If I’m right, though, Hegseth’s objectionable personal qualities and views are precisely what Trump’s movement is looking for, because they see them as signifiers of someone who is his own man who will not be cowed by anyone’s disapproval. And they value that more than any other quality, because without it they see no other virtue as possible.
Enjoyed reading this. Don't have time for a long response (and I doubt you want to read one). I would push back (?) and say that, if your hypothesis is right and today's self-professed Christians who are still enthusiastically supporting Trump are doing so for roughly the same reasons you outline in the piece, then they have merely substituted Nietzschean will-to-power for Christ crucified. That would not be "Christianity... deformed into something almost entirely unrecognizable" but something hostile to Christianity altogether. Maybe Linker argued that in his piece.

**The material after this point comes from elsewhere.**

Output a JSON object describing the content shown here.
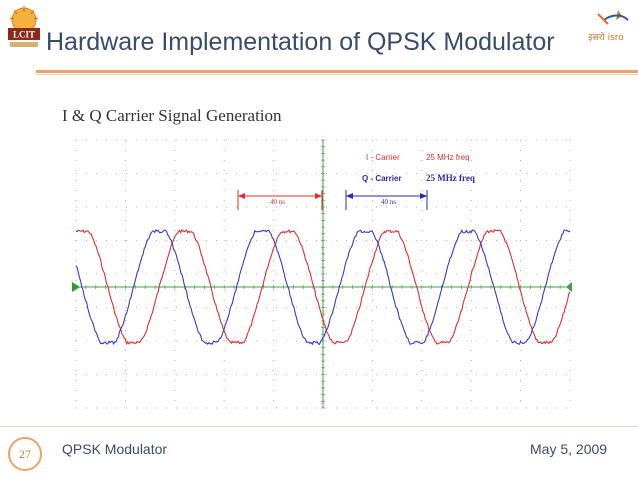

I tried to read it but I haven't subscribed to his Stack just yet.
I'm a little grumpy about all of this though because I was raised Baptist/evangelical and my father, who raised me as such and was active duty in the military while I was growing up, has completely turned into a Fox News-obsessed Trump supporter, complete with the hat and a mug in his office that boasts of drinking "liberal tears." It's hard to read an attempt at dispassionate analysis of people you grew up around and used to respect when you're now bitterly cynical about it all.
Thank you for sharing as always.
Evangelical Christians' concern for the reestablishment of manliness strikes me as essentially prevarication, which you rightly suggested above. Re-enshrining historic, masculine virtues doesn't seem a wholly bad project in its proper place (it was the Apostle Paul who said to "act like men"). Lifting weights, firearm training, what have you, are certainly all fun. But these are not Christian first principles. I'm not sure they're secondary principles, either. It was Paul who counseled the Corinthians to the "more excellent way" -- the way of agapeic love. That extends up to and including enemies.